Une comédie canine qui mériterait plus la fourrière qu’une sortie en salles
L’argument : Pour Rex, star incontestée des toutous d’Hollywood, la vie prend une tournure inattendue lorsqu’il se retrouve perdu et pourchassé par la fourrière dans les rues de la ville ! Coincé dans un bâtiment en flammes dans lequel il s’était caché, il est sauvé par une équipe de pompiers qui l’adopte comme mascotte.
Loin des paillettes, Rex va utiliser ses dons pour aider ses nouveaux amis au cours de sauvetages difficiles. Mais avec ses exploits, sa renommée de chien pompier grandit et ses anciens maîtres finissent par le retrouver.
Alors que Rex et ses amis font face à une nouvelle menace, les propriétaires de Rex font tout pour le récupérer...

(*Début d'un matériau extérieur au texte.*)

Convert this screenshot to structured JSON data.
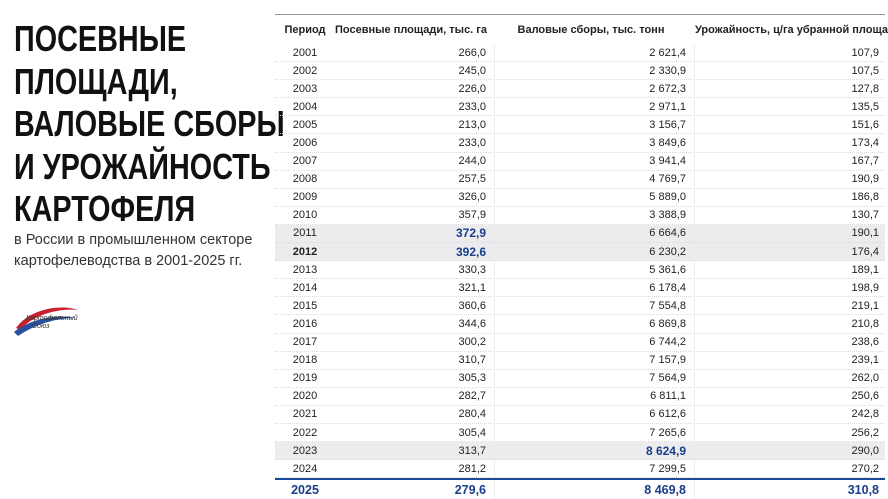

Notre avis : Qu’est-ce qui peut motiver les Américains à sortir pareil produit ? Chaque année une foultitude de comédies familiales fades et interchangeables dans leur trame, au ton mielleux et aux personnages tous issus d’un monde insulaire qui n’auraient jamais été frappés par le courroux social, fleurissent gaiement. Ils martèlent l’esprit des enfants avec l’image d’un American way of life mythique et usurpé où tout est sourire et bénédiction divine. Si certaines de ces œuvres fonctionnent, d’autres se ramassent et essayent de trouver la rédemption en DVD ou à la télé, en particulier sur les marchés étrangers hermétiques à ce type d’humour et à cette image "Colgate" de l’Amérique.
C’est le cas de Rex, chien pompier, comédie à poils mais sans nichons, improbable croisement entre Lassie et Piège de feu ; le toutou a eu beau répondre à tous les poncifs du genre, le désaveu du public lui aura réservé une place royale à la fourrière. Pourtant, on imagine bien le scénariste, fier de sa trouvaille, présentant son idée loufoque au studio : "C’est l’histoire d’un chien pompier !" Une idée bâtarde, il faut bien le dire, qui reste ici à l’état d’embryon, (faut oser développer un tel sujet) puisque Rex n’est en fait qu’une mascotte chez les pompiers. Todd Holland, le cinéaste, parfait tâcheron pour filmer le néant, se contente donc de tout miser sur la bouille attendrissante du corniaud et d’accumuler toutes les formules les plus éculées.
Sans saveur et sans audace, manquant cruellement du second degré qui aurait pu le sauver de la débâcle, Rex est un joli gâchis de pellicule qui semble avoir été réalisé pour abêtir les rejetons d’Outre-Atlantique. Espérons que Disney qui nous promet un "super dog" (Underdog) pour août 2007 aux USA cèdera au délire canin plutôt qu’à la pâtée pour chien difficilement digérable de par chez nous.